I won't soon forget my time in middle school and high school. Some twenty years later the memories of what I endured during those years are forever etched in my mind. I grew up in a time when "gay" was just beginning to pick up momentum and "turn heads". Yet, I was still too young to realize what I was feeling.

When I started middle school, the very first day-Scott Woodward began to call me "faggot". That would be the beginning of what would cause me to become a chameleon of sorts and begin the process of trying in earnest to blend in and adapt so as not to be noticed. It was a fretful way of living. In the years leading up to middle school, I was a popular kid.

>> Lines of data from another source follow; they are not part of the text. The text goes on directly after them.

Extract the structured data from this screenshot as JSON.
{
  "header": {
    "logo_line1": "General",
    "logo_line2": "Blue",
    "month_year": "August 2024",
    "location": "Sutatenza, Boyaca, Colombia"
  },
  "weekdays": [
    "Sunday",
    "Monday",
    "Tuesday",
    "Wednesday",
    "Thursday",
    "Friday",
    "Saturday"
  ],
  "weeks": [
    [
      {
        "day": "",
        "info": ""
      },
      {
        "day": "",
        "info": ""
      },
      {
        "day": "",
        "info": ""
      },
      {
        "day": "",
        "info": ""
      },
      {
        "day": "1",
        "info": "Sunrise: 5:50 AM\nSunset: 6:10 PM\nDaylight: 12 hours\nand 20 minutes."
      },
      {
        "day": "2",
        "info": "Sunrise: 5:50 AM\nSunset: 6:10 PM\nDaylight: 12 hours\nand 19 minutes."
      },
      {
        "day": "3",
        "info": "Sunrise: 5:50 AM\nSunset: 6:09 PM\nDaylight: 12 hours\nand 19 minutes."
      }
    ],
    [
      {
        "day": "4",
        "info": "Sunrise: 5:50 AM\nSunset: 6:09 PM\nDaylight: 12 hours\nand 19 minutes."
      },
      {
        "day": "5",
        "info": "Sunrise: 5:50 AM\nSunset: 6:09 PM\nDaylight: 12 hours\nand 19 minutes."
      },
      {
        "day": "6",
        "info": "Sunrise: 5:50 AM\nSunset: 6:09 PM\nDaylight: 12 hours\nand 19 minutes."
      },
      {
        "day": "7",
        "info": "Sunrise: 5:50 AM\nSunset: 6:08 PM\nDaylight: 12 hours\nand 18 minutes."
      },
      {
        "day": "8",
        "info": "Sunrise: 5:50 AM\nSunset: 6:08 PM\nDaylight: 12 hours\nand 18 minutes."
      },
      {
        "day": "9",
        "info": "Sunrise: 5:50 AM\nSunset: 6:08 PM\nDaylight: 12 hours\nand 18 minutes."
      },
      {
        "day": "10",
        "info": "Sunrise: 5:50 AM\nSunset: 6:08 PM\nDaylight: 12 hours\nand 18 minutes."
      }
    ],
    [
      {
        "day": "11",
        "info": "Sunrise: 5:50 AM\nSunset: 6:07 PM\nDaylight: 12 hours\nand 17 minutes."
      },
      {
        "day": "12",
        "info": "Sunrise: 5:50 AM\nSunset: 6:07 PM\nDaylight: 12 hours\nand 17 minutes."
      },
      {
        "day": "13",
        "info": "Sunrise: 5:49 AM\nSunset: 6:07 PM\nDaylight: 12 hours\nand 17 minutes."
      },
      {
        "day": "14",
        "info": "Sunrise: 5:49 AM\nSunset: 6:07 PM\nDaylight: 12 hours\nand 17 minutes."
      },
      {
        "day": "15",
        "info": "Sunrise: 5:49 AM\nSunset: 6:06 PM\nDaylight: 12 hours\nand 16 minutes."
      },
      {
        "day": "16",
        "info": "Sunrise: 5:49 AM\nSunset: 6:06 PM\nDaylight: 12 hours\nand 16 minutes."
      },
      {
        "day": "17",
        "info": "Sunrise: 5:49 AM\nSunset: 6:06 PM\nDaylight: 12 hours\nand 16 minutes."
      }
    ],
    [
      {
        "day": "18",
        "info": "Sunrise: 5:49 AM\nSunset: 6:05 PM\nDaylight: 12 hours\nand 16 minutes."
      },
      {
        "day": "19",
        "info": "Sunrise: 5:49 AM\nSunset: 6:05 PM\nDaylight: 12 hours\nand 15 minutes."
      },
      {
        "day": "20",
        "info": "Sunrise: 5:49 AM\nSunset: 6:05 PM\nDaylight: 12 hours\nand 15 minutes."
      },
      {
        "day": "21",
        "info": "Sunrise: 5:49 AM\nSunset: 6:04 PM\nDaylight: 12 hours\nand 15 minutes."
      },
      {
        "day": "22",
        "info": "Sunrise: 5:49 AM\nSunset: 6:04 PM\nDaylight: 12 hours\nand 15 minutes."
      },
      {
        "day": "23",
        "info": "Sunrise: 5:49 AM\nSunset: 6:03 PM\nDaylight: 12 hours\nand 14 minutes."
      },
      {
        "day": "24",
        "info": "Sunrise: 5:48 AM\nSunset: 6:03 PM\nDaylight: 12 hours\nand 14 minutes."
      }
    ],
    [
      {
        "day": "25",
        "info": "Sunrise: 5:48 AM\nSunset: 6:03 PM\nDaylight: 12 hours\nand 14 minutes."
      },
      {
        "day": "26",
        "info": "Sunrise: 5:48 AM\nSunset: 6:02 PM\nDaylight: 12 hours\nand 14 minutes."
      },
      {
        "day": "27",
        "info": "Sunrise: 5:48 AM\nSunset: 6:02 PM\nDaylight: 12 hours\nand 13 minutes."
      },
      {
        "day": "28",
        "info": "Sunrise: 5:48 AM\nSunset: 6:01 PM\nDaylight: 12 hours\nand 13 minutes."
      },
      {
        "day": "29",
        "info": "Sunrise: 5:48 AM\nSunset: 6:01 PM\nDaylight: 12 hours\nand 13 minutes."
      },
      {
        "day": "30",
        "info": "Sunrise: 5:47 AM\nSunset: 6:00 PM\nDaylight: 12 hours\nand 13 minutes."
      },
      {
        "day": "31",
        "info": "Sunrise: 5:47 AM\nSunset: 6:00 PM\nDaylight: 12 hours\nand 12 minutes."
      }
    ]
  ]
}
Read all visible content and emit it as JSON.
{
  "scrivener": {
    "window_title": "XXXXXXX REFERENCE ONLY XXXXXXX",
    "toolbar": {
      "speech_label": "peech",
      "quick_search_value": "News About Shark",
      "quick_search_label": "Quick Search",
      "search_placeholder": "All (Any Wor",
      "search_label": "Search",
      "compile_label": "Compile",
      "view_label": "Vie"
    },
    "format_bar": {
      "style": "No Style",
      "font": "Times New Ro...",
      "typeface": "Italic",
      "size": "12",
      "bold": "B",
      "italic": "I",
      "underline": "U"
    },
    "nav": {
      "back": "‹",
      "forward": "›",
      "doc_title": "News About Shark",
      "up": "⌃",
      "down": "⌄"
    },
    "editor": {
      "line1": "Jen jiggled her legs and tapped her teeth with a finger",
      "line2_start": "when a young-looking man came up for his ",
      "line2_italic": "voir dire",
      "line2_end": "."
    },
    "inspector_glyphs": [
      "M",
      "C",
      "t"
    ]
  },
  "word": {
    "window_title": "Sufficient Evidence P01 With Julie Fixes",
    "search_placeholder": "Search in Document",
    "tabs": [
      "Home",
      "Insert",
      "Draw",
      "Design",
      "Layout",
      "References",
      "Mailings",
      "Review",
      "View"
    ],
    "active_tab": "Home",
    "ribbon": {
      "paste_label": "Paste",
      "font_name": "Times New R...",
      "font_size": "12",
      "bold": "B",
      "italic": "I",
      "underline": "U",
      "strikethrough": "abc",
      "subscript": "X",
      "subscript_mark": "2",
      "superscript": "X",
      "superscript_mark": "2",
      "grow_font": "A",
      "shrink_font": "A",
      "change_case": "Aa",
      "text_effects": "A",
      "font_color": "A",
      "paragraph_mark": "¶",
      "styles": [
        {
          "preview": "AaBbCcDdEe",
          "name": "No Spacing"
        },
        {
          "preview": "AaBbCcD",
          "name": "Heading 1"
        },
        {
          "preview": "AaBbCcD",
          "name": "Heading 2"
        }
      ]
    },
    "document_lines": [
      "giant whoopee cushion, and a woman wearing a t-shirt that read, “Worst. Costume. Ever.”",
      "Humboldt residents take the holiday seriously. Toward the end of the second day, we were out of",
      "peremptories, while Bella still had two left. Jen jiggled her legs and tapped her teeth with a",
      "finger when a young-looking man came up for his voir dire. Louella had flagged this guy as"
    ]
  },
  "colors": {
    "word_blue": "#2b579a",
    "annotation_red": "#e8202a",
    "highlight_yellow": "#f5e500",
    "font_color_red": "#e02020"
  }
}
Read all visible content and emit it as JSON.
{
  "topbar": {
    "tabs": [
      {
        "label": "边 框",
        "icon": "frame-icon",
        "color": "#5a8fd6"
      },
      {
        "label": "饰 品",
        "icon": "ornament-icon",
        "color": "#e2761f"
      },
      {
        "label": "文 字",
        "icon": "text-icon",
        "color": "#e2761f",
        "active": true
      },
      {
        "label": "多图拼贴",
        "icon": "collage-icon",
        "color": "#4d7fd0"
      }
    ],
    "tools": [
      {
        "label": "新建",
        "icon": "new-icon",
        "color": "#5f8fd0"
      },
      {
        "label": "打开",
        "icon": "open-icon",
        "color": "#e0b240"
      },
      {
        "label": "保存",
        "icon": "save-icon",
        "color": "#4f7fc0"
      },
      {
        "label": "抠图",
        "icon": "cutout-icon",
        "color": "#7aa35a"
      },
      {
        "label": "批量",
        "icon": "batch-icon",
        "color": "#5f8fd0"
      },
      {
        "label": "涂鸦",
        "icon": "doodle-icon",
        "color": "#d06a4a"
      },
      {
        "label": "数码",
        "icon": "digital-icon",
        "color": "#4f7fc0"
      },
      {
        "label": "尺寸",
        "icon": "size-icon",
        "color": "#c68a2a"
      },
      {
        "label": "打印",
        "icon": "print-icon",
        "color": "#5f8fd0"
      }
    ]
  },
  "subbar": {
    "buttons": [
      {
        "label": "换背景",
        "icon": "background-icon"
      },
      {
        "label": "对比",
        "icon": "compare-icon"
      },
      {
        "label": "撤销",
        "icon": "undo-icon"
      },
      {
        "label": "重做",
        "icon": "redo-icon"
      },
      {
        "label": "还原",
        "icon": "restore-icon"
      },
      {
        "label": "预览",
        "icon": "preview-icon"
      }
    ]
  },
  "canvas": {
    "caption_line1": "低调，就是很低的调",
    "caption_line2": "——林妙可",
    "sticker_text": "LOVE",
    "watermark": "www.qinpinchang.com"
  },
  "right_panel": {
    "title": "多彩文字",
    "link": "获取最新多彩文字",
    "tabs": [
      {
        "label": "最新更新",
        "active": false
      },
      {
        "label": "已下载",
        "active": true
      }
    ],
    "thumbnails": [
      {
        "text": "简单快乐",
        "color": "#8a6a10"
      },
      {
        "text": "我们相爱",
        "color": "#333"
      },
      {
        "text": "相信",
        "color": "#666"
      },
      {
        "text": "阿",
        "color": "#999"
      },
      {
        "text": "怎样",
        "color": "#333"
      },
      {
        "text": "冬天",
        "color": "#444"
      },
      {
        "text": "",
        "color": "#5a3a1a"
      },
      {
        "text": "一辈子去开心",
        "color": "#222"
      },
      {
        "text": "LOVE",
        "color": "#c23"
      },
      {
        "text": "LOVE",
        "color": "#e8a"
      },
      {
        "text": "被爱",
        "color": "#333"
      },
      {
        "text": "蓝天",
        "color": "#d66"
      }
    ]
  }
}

Even through the divorce of my parents, and my father's poor handling of our family business and his desire to be involved with the "ladies" (yes in quotes-because they weren't really ladies in my mind rather-they were those -ummm what'dya call 'em begins with a w---and ends with an e) which torn our family to shreds-I maintained a bright exciting childhood.

On the first day of sixth grade, I hadn't been in the school and in my home room more than an hour until Scott started his name calling. I didn't really know what to make of what he was saying nor was I even sure of what it meant. At lunch that day-he took ketchup and squirted it all over my brand new shirt and shorts (my mom had worked hard to provide) and all the kids laughed. I didn't cry although I wanted too-rather I sat there and ate my lunch.

When I got to school the next day-Scott and one of his friends, Stanley met me in the front hallway. Once the bell had rung and we were walking down the hall to our first class-Stanley came behind and picked me up and carried me down the hall and threw me in the ladies restroom and stood in the doorway so I couldn't get out. Once I finally was able to get past the crowd of kids laughing at me-Mr. Simpson, the school principal walked past me. I got in trouble and was told to go to the Principal's office. After sitting there for what seemed like forever, Mr. Simpson asked why I was in the restroom-I tried to explain, but he wouldn't listen. I got in trouble and was required to go to in school suspension that day. This was only the beginning.